Le procédé lui a permis de découvrir un des gènes responsables du mécanisme de défense et qui semble commun à la plupart des plantes. L’analyse des régions clés contrôlant l’expression du gène à la suite de l’infection de la plante a servi de point de départ pour isoler deux protéines qui régissent la transcription du gène. Ces études ont révélé qu’il s’agissait de nouveaux types de facteurs qui pourraient bien jouer un rôle fondamental dans la réponse de défense.


Le débat sur les OGM

En plus d’enrichir nos connaissances sur des mécanismes fondamentaux chez les plantes, les travaux de Normand Brisson pourraient mener à des applications en agriculture.

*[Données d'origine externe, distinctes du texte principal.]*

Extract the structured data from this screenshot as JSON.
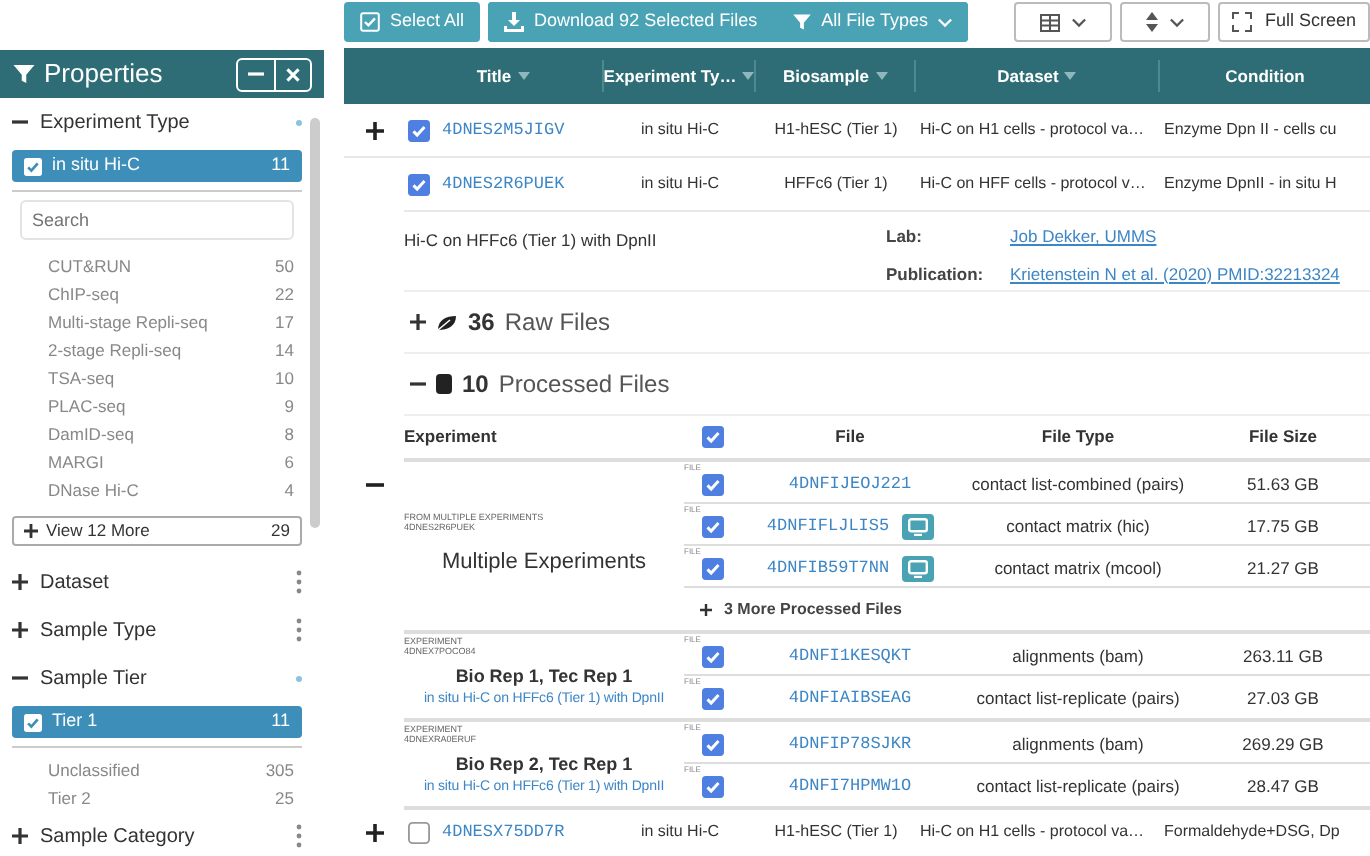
{
  "sidebar": {
    "title": "Properties",
    "facets": [
      {
        "title": "Experiment Type",
        "expanded": true,
        "selected_terms": [
          {
            "label": "in situ Hi-C",
            "count": "11"
          }
        ],
        "search": {
          "placeholder": "Search"
        },
        "terms": [
          {
            "label": "CUT&RUN",
            "count": "50"
          },
          {
            "label": "ChIP-seq",
            "count": "22"
          },
          {
            "label": "Multi-stage Repli-seq",
            "count": "17"
          },
          {
            "label": "2-stage Repli-seq",
            "count": "14"
          },
          {
            "label": "TSA-seq",
            "count": "10"
          },
          {
            "label": "PLAC-seq",
            "count": "9"
          },
          {
            "label": "DamID-seq",
            "count": "8"
          },
          {
            "label": "MARGI",
            "count": "6"
          },
          {
            "label": "DNase Hi-C",
            "count": "4"
          }
        ],
        "more": {
          "label": "View 12 More",
          "count": "29"
        }
      },
      {
        "title": "Dataset",
        "expanded": false
      },
      {
        "title": "Sample Type",
        "expanded": false
      },
      {
        "title": "Sample Tier",
        "expanded": true,
        "selected_terms": [
          {
            "label": "Tier 1",
            "count": "11"
          }
        ],
        "terms": [
          {
            "label": "Unclassified",
            "count": "305"
          },
          {
            "label": "Tier 2",
            "count": "25"
          }
        ]
      },
      {
        "title": "Sample Category",
        "expanded": false
      }
    ]
  },
  "toolbar": {
    "buttons": [
      {
        "kind": "select",
        "label": "Select All"
      },
      {
        "kind": "download",
        "label": "Download 92 Selected Files"
      },
      {
        "kind": "filter",
        "label": "All File Types"
      }
    ],
    "right_buttons": [
      {
        "kind": "columns"
      },
      {
        "kind": "sort"
      },
      {
        "kind": "fullscreen",
        "label": "Full Screen"
      }
    ]
  },
  "table": {
    "columns": [
      {
        "label": "Title",
        "menu": true
      },
      {
        "label": "Experiment Ty…",
        "menu": true
      },
      {
        "label": "Biosample",
        "menu": true
      },
      {
        "label": "Dataset",
        "menu": true
      },
      {
        "label": "Condition",
        "menu": false
      }
    ],
    "rows": [
      {
        "expanded": false,
        "checked": true,
        "cells": [
          "4DNES2M5JIGV",
          "in situ Hi-C",
          "H1-hESC (Tier 1)",
          "Hi-C on H1 cells - protocol va…",
          "Enzyme Dpn II - cells cu"
        ]
      },
      {
        "expanded": true,
        "checked": true,
        "cells": [
          "4DNES2R6PUEK",
          "in situ Hi-C",
          "HFFc6 (Tier 1)",
          "Hi-C on HFF cells - protocol v…",
          "Enzyme DpnII - in situ H"
        ],
        "detail": {
          "description": "Hi-C on HFFc6 (Tier 1) with DpnII",
          "fields": [
            {
              "label": "Lab:",
              "value": "Job Dekker, UMMS"
            },
            {
              "label": "Publication:",
              "value": "Krietenstein N et al. (2020) PMID:32213324"
            }
          ],
          "sections": [
            {
              "kind": "raw",
              "expanded": false,
              "count": "36",
              "label": "Raw Files"
            },
            {
              "kind": "processed",
              "expanded": true,
              "count": "10",
              "label": "Processed Files"
            }
          ],
          "processed_table": {
            "columns": [
              "Experiment",
              "File",
              "File Type",
              "File Size"
            ],
            "header_checked": true,
            "groups": [
              {
                "kind": "multiple",
                "caption": "FROM MULTIPLE EXPERIMENTS",
                "id": "4DNES2R6PUEK",
                "title": "Multiple Experiments",
                "more": "3 More Processed Files",
                "files": [
                  {
                    "tag": "FILE",
                    "accession": "4DNFIJEOJ221",
                    "checked": true,
                    "visualize": false,
                    "file_type": "contact list-combined (pairs)",
                    "size": "51.63 GB"
                  },
                  {
                    "tag": "FILE",
                    "accession": "4DNFIFLJLIS5",
                    "checked": true,
                    "visualize": true,
                    "file_type": "contact matrix (hic)",
                    "size": "17.75 GB"
                  },
                  {
                    "tag": "FILE",
                    "accession": "4DNFIB59T7NN",
                    "checked": true,
                    "visualize": true,
                    "file_type": "contact matrix (mcool)",
                    "size": "21.27 GB"
                  }
                ]
              },
              {
                "kind": "experiment",
                "caption": "EXPERIMENT",
                "id": "4DNEX7POCO84",
                "title": "Bio Rep 1, Tec Rep 1",
                "link": "in situ Hi-C on HFFc6 (Tier 1) with DpnII",
                "files": [
                  {
                    "tag": "FILE",
                    "accession": "4DNFI1KESQKT",
                    "checked": true,
                    "visualize": false,
                    "file_type": "alignments (bam)",
                    "size": "263.11 GB"
                  },
                  {
                    "tag": "FILE",
                    "accession": "4DNFIAIBSEAG",
                    "checked": true,
                    "visualize": false,
                    "file_type": "contact list-replicate (pairs)",
                    "size": "27.03 GB"
                  }
                ]
              },
              {
                "kind": "experiment",
                "caption": "EXPERIMENT",
                "id": "4DNEXRA0ERUF",
                "title": "Bio Rep 2, Tec Rep 1",
                "link": "in situ Hi-C on HFFc6 (Tier 1) with DpnII",
                "files": [
                  {
                    "tag": "FILE",
                    "accession": "4DNFIP78SJKR",
                    "checked": true,
                    "visualize": false,
                    "file_type": "alignments (bam)",
                    "size": "269.29 GB"
                  },
                  {
                    "tag": "FILE",
                    "accession": "4DNFI7HPMW1O",
                    "checked": true,
                    "visualize": false,
                    "file_type": "contact list-replicate (pairs)",
                    "size": "28.47 GB"
                  }
                ]
              }
            ]
          }
        }
      },
      {
        "expanded": false,
        "checked": false,
        "cells": [
          "4DNESX75DD7R",
          "in situ Hi-C",
          "H1-hESC (Tier 1)",
          "Hi-C on H1 cells - protocol va…",
          "Formaldehyde+DSG, Dp"
        ]
      }
    ]
  }
}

La détermination de ces facteurs de transcription pourrait permettre, par exemple, de produire des espèces plus résistantes par modifications génétiques.

Même si les OGM n’ont pas la cote, le chercheur est convaincu que ce procédé présente moins de danger que la méthode traditionnelle de sélection par croisements.

«La méthode transgénique est moins dangereuse parce qu’on sait exactement quels gènes on travaille et qu’il est plus facile d’évaluer les risques de ces manipulations, dit-il. Lorsqu’on améliore une espèce par croisements, on ne sait pas combien de gènes sont transférés. Une pomme de terre modifiée de cette façon a causé plusieurs morts dans le Maine il y a quelques années parce que de fortes pluies avaient entraîné l’apparition de toxines qu’on ne connaissait pas.»

À son avis, le mouvement de réaction contre les OGM relève de la désinformation, voire de l’inquisition antiscientifique, et il est souvent alimenté par des arguments qui relèvent plus des croyances religieuses que de la science. Les opposants oublient de considérer, par exemple, que la plupart de nos aliments, même ceux qu’on dit «naturels», ont fait l’objet de sélections génétiques et n’existent pas à l’état naturel. «Il faut juger au cas par cas», déclare le chercheur.

Quant à l’argument d’une meilleure distribution des produits alimentaires comme véritable solution au problème de la faim, Normand Brisson estime que cette solution n’en serait plus une dès 2050, alors que les méthodes traditionnelles de culture ne suffiront plus à nourrir la planète. «Si l’on voulait dès maintenant ne produire que du biologique, il faudrait au moins doubler la superficie actuelle des cultures, avec tous les effets néfastes pour l’environnement que cela implique. Rien n’oblige par ailleurs que les OGM soient entre les mains des multinationales.»

Considérant que la coévolution plantes-bactéries se poursuit sans cesse, Normand Brisson reconnaît que la lutte contre les agents pathogènes sera une lutte constante et que l’arme génétique ne sonnera pas la fin de la guerre.
«Les OGM ne sont pas une panacée mais des outils complémentaires de préservation de l’environnement et de la biodiversité qui pourraient avoir des effets extraordinaires.»